The Boston Globe reports the nation’s top Iraq war contractor —- Kellogg Brown & Root -— has avoided paying hundreds of millions of dollars in federal Medicare and Social Security taxes by hiring workers through shell companies based in the Cayman Islands. More than 21,000 people working for KBR in Iraq, including over 10,000 Americans, are listed as employees of two shell companies in the Cayman Islands. Despite cheating the government of the tax money, KBR has received $16 billion in contracts in Iraq. Up until last year KBR was a subsidiary of Halliburton.
Police in Thailand have arrested Victor Bout, one of the world’s leading underground arms traffickers. Bout was arrested in a sting operation orchestrated by the Drug Enforcement Administration with secret help from security officials in four other nations. The Russian arms dealer was charged in New York with conspiracy to provide material support to the Colombian rebel group FARC.
US Attorney Michael Garcia: “Today’s arrests mark the culmination of a long-term DEA undercover investigation that spanned the globe, and it marks the end of the reign of one of the world’s most wanted arms traffickers.”
While Bout was arrested for allegedly arming FARC rebels, he has also been accused of supplying weapons to armed groups in Afghanistan, Congo, Liberia, Angola, Sierra Leone and Sudan. He has been nicknamed “the Merchant of Death.” Bout also had ties to the US government. Early in the Iraq war, the US and Pentagon contractors, including KBR, reportedly paid him $60 million to fly hundreds of supply flights to Iraq.
Demonstrations and rallies are scheduled across the globe Saturday to mark International Women’s Day. On Thursday, a new report revealed that on average women are paid 16 percent less than their male counterparts. The report on the global gender pay gap was issued by the International Trade Union Confederation.

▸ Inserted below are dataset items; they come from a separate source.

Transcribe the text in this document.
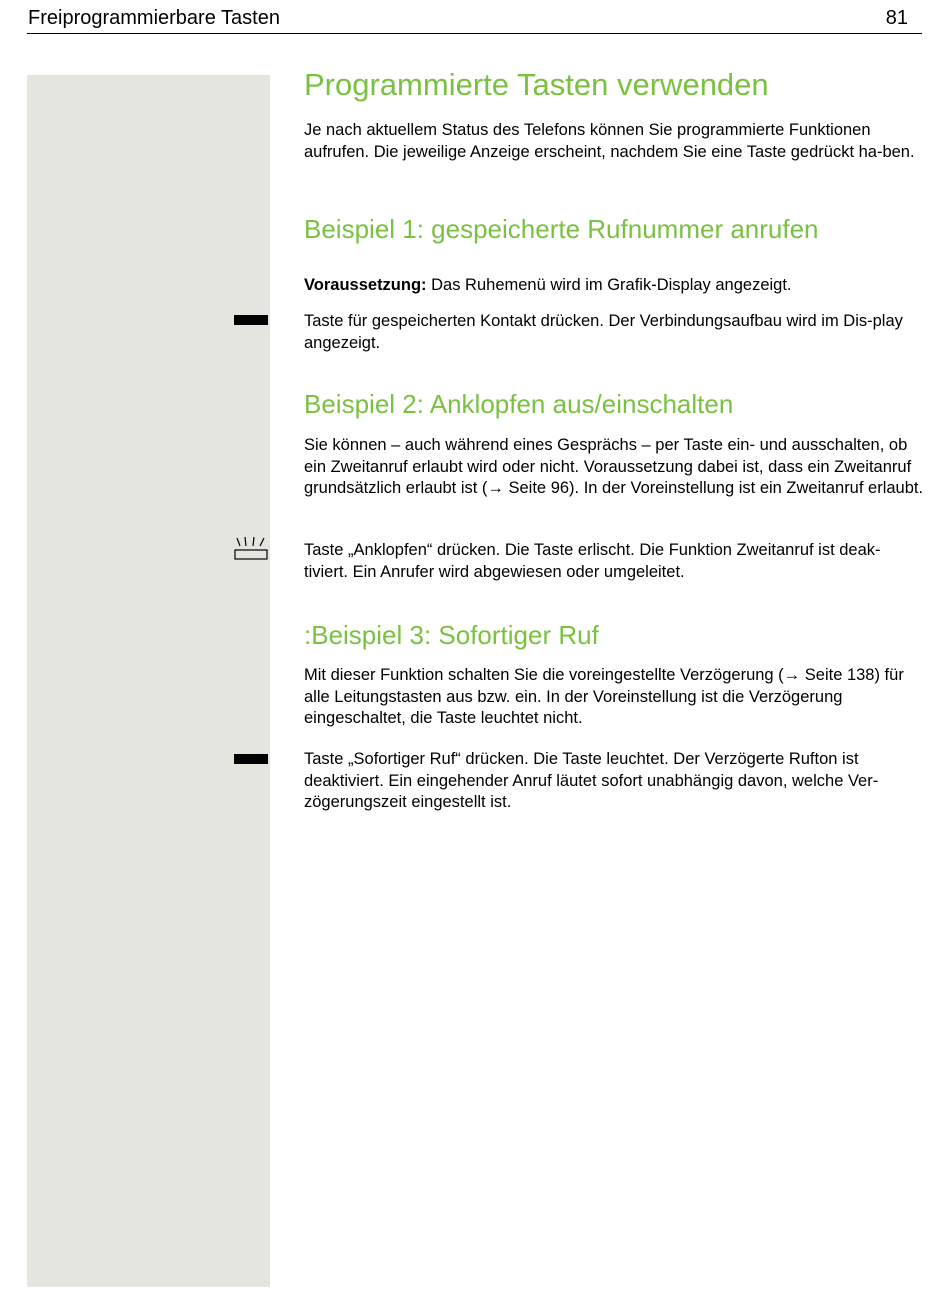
Freiprogrammierbare Tasten	81
Programmierte Tasten verwenden

Je nach aktuellem Status des Telefons können Sie programmierte Funktionen aufrufen. Die jeweilige Anzeige erscheint, nachdem Sie eine Taste gedrückt ha-ben.

Beispiel 1: gespeicherte Rufnummer anrufen

Voraussetzung: Das Ruhemenü wird im Grafik-Display angezeigt.

Taste für gespeicherten Kontakt drücken. Der Verbindungsaufbau wird im Dis-play angezeigt.

Beispiel 2: Anklopfen aus/einschalten

Sie können – auch während eines Gesprächs – per Taste ein- und ausschalten, ob ein Zweitanruf erlaubt wird oder nicht. Voraussetzung dabei ist, dass ein Zweitanruf grundsätzlich erlaubt ist (→ Seite 96). In der Voreinstellung ist ein Zweitanruf erlaubt.

Taste „Anklopfen“ drücken. Die Taste erlischt. Die Funktion Zweitanruf ist deak-tiviert. Ein Anrufer wird abgewiesen oder umgeleitet.

:Beispiel 3: Sofortiger Ruf

Mit dieser Funktion schalten Sie die voreingestellte Verzögerung (→ Seite 138) für alle Leitungstasten aus bzw. ein. In der Voreinstellung ist die Verzögerung eingeschaltet, die Taste leuchtet nicht.

Taste „Sofortiger Ruf“ drücken. Die Taste leuchtet. Der Verzögerte Rufton ist deaktiviert. Ein eingehender Anruf läutet sofort unabhängig davon, welche Ver-zögerungszeit eingestellt ist.
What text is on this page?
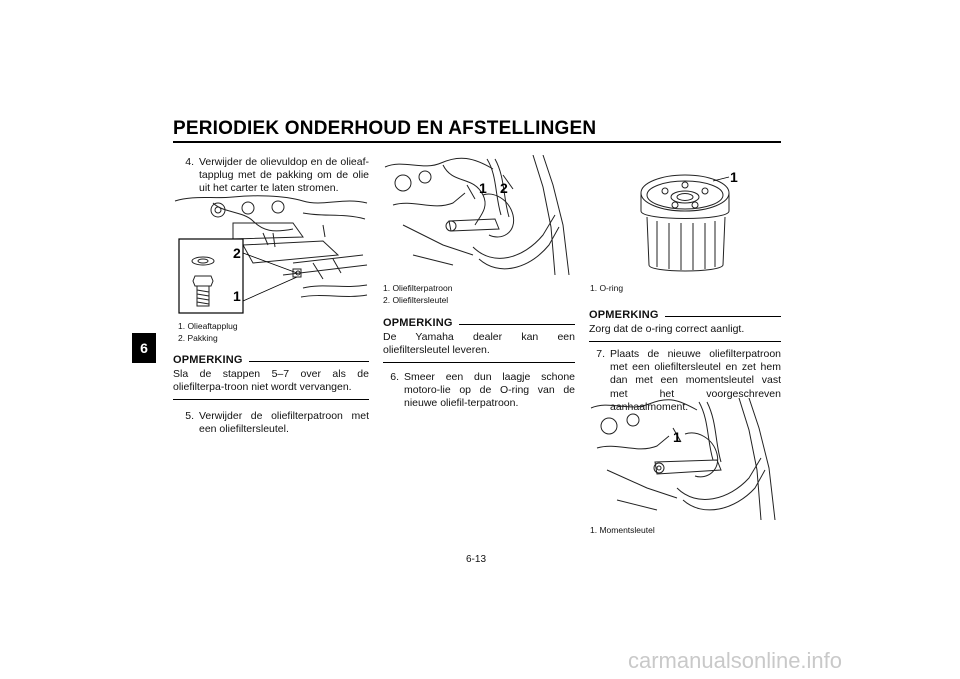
PERIODIEK ONDERHOUD EN AFSTELLINGEN
6
4. Verwijder de olievuldop en de olieaf-tapplug met de pakking om de olie uit het carter te laten stromen.
2
1
1. Olieaftapplug
2. Pakking
OPMERKING
Sla de stappen 5–7 over als de oliefilterpa-troon niet wordt vervangen.
5. Verwijder de oliefilterpatroon met een oliefiltersleutel.
1 2
1. Oliefilterpatroon
2. Oliefiltersleutel
OPMERKING
De Yamaha dealer kan een oliefiltersleutel leveren.
6. Smeer een dun laagje schone motoro-lie op de O-ring van de nieuwe oliefil-terpatroon.
1
1. O-ring
OPMERKING
Zorg dat de o-ring correct aanligt.
7. Plaats de nieuwe oliefilterpatroon met een oliefiltersleutel en zet hem dan met een momentsleutel vast met het voorgeschreven aanhaalmoment.
1
1. Momentsleutel
6-13
carmanualsonline.info
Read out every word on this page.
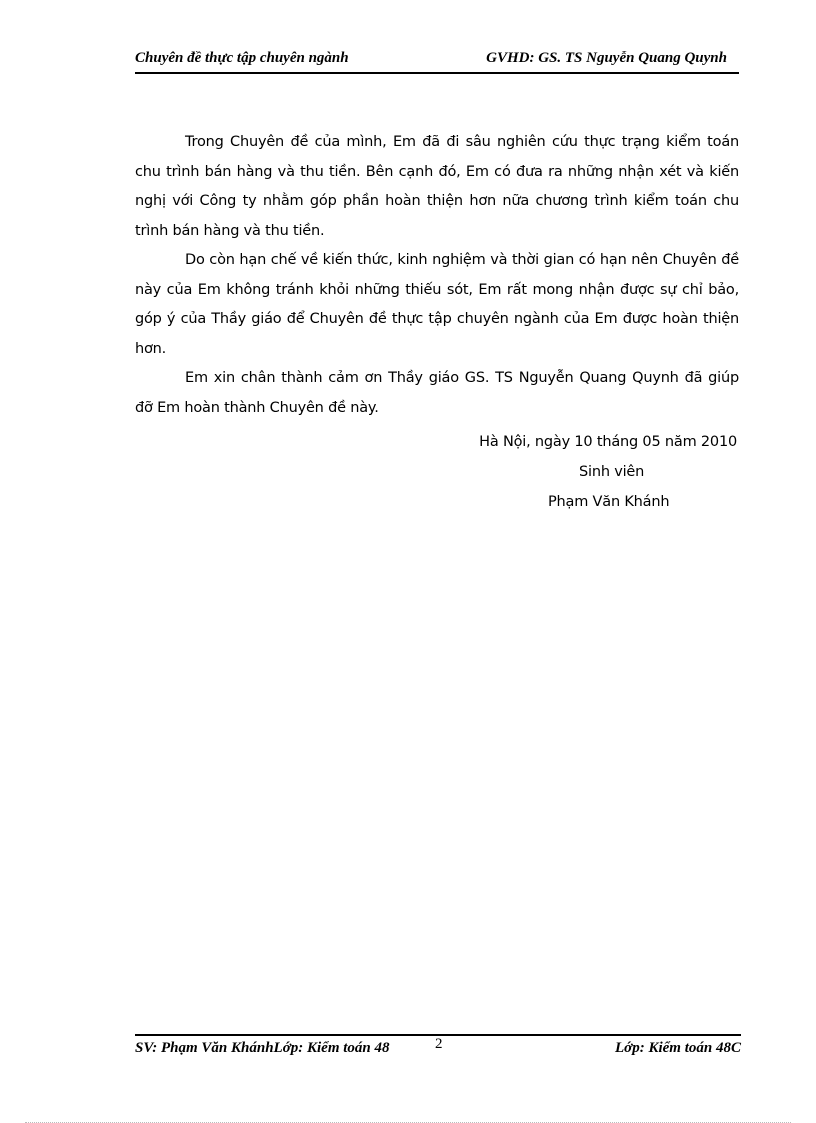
Chuyên đề thực tập chuyên ngành	GVHD: GS. TS Nguyễn Quang Quynh

Trong Chuyên đề của mình, Em đã đi sâu nghiên cứu thực trạng kiểm toán chu trình bán hàng và thu tiền. Bên cạnh đó, Em có đưa ra những nhận xét và kiến nghị với Công ty nhằm góp phần hoàn thiện hơn nữa chương trình kiểm toán chu trình bán hàng và thu tiền.

Do còn hạn chế về kiến thức, kinh nghiệm và thời gian có hạn nên Chuyên đề này của Em không tránh khỏi những thiếu sót, Em rất mong nhận được sự chỉ bảo, góp ý của Thầy giáo để Chuyên đề thực tập chuyên ngành của Em được hoàn thiện hơn.

Em xin chân thành cảm ơn Thầy giáo GS. TS Nguyễn Quang Quynh đã giúp đỡ Em hoàn thành Chuyên đề này.

Hà Nội, ngày 10 tháng 05 năm 2010
Sinh viên
Phạm Văn Khánh
SV: Phạm Văn KhánhLớp: Kiểm toán 48	2	Lớp: Kiểm toán 48C
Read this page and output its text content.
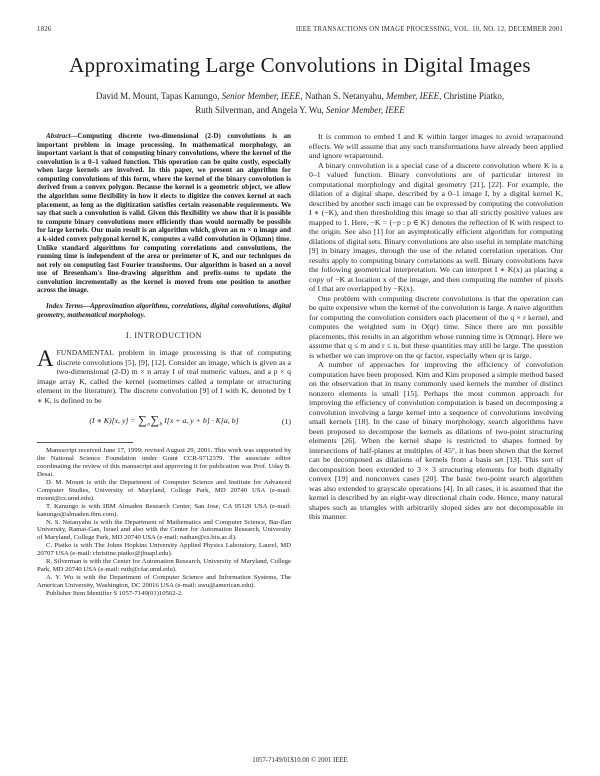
1826	IEEE TRANSACTIONS ON IMAGE PROCESSING, VOL. 10, NO. 12, DECEMBER 2001
Approximating Large Convolutions in Digital Images
David M. Mount, Tapas Kanungo, Senior Member, IEEE, Nathan S. Netanyahu, Member, IEEE, Christine Piatko,
Ruth Silverman, and Angela Y. Wu, Senior Member, IEEE

Abstract—Computing discrete two-dimensional (2-D) convolutions is an important problem in image processing. In mathematical morphology, an important variant is that of computing binary convolutions, where the kernel of the convolution is a 0–1 valued function. This operation can be quite costly, especially when large kernels are involved. In this paper, we present an algorithm for computing convolutions of this form, where the kernel of the binary convolution is derived from a convex polygon. Because the kernel is a geometric object, we allow the algorithm some flexibility in how it elects to digitize the convex kernel at each placement, as long as the digitization satisfies certain reasonable requirements. We say that such a convolution is valid. Given this flexibility we show that it is possible to compute binary convolutions more efficiently than would normally be possible for large kernels. Our main result is an algorithm which, given an m × n image and a k-sided convex polygonal kernel K, computes a valid convolution in O(kmn) time. Unlike standard algorithms for computing correlations and convolutions, the running time is independent of the area or perimeter of K, and our techniques do not rely on computing fast Fourier transforms. Our algorithm is based on a novel use of Bresenham's line-drawing algorithm and prefix-sums to update the convolution incrementally as the kernel is moved from one position to another across the image.

Index Terms—Approximation algorithms, correlations, digital convolutions, digital geometry, mathematical morphology.

I. INTRODUCTION

AFUNDAMENTAL problem in image processing is that of computing discrete convolutions [5], [9], [12]. Consider an image, which is given as a two-dimensional (2-D) m × n array I of real numeric values, and a p × q image array K, called the kernel (sometimes called a template or structuring element in the literature). The discrete convolution [9] of I with K, denoted by I ∗ K, is defined to be

(I ∗ K)[x, $y] = \sum_a\sum_b$ I[x + a, y + b] · K[a, b]	(1)

Manuscript received June 17, 1999; revised August 29, 2001. This work was supported by the National Science Foundation under Grant CCR-9712379. The associate editor coordinating the review of this manuscript and approving it for publication was Prof. Uday B. Desai.

D. M. Mount is with the Department of Computer Science and Institute for Advanced Computer Studies, University of Maryland, College Park, MD 20740 USA (e-mail: mount@cs.umd.edu).

T. Kanungo is with IBM Almaden Research Center, San Jose, CA 95120 USA (e-mail: kanungo@almaden.ibm.com).

N. S. Netanyahu is with the Department of Mathematics and Computer Science, Bar-Ilan University, Ramat-Gan, Israel and also with the Center for Automation Research, University of Maryland, College Park, MD 20740 USA (e-mail: nathan@cs.biu.ac.il).

C. Piatko is with The Johns Hopkins University Applied Physics Laboratory, Laurel, MD 20707 USA (e-mail: christine.piatko@jhuapl.edu).

R. Silverman is with the Center for Automation Research, University of Maryland, College Park, MD 20740 USA (e-mail: ruth@cfar.umd.edu).

A. Y. Wu is with the Department of Computer Science and Information Systems, The American University, Washington, DC 20016 USA (e-mail: awu@american.edu).

Publisher Item Identifier S 1057-7149(01)10562-2.

It is common to embed I and K within larger images to avoid wraparound effects. We will assume that any such transformations have already been applied and ignore wraparound.

A binary convolution is a special case of a discrete convolution where K is a 0–1 valued function. Binary convolutions are of particular interest in computational morphology and digital geometry [21], [22]. For example, the dilation of a digital shape, described by a 0–1 image I, by a digital kernel K, described by another such image can be expressed by computing the convolution I ∗ (−K), and then thresholding this image so that all strictly positive values are mapped to 1. Here, −K = {−p : p ∈ K} denotes the reflection of K with respect to the origin. See also [1] for an asymptotically efficient algorithm for computing dilations of digital sets. Binary convolutions are also useful in template matching [9] in binary images, through the use of the related correlation operation. Our results apply to computing binary correlations as well. Binary convolutions have the following geometrical interpretation. We can interpret I ∗ K(x) as placing a copy of −K at location x of the image, and then computing the number of pixels of I that are overlapped by −K(x).

One problem with computing discrete convolutions is that the operation can be quite expensive when the kernel of the convolution is large. A naive algorithm for computing the convolution considers each placement of the q × r kernel, and computes the weighted sum in O(qr) time. Since there are mn possible placements, this results in an algorithm whose running time is O(mnqr). Here we assume that q ≤ m and r ≤ n, but these quantities may still be large. The question is whether we can improve on the qr factor, especially when qr is large.

A number of approaches for improving the efficiency of convolution computation have been proposed. Kim and Kim proposed a simple method based on the observation that in many commonly used kernels the number of distinct nonzero elements is small [15]. Perhaps the most common approach for improving the efficiency of convolution computation is based on decomposing a convolution involving a large kernel into a sequence of convolutions involving small kernels [18]. In the case of binary morphology, search algorithms have been proposed to decompose the kernels as dilations of two-point structuring elements [26]. When the kernel shape is restricted to shapes formed by intersections of half-planes at multiples of 45°, it has been shown that the kernel can be decomposed as dilations of kernels from a basis set [13]. This sort of decomposition been extended to 3 × 3 structuring elements for both digitally convex [19] and nonconvex cases [20]. The basic two-point search algorithm was also extended to grayscale operations [4]. In all cases, it is assumed that the kernel is described by an eight-way directional chain code. Hence, many natural shapes such as triangles with arbitrarily sloped sides are not decomposable in this manner.

1057-7149/01$10.00 © 2001 IEEE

Meanwhile, here in the United States, women’s health advocates are condemning a recent vote in Congress that permanently bars health providers from using Indian Health Service funds to provide Native American women with abortion services. Planned Parenthood accused the author of the amendment, Republican Senator David Vitter, of putting politics over the health and welfare of Native American women.
In an update in a story we’ve been following, imprisoned Palestinian activist Sami Al-Arian has entered the fifth day of a hunger strike in a Virginia jail. He has lost twelve pounds this week and was transferred to a prison medical unit. Al-Arian had been scheduled to be released on April 7th, but the Justice Department has just requested he testify before a third grand jury, a move that could potentially keep the former Florida professor behind bars.
In Tacoma, Washington, a federal jury has convicted environmental activist Briana Waters of arson for her alleged role in a 2001 fire at the University of Washington. But the jury failed to reach a decision on two other charges. Waters, who has maintained her innocence, had faced up to thirty-five years in prison if she had been convicted on all counts.
And the National Book Critics Circle Awards have been announced. Edwidge Danticat’s book Brother, I’m Dying won for best autobiography. Harriet Washington won the nonfiction prize for Medical Apartheid: The Dark History of Medical Experimentation on Black Americans from Colonial Times to the Present. Other winners included Junot Diaz, Tim Jeal and Alex Ross.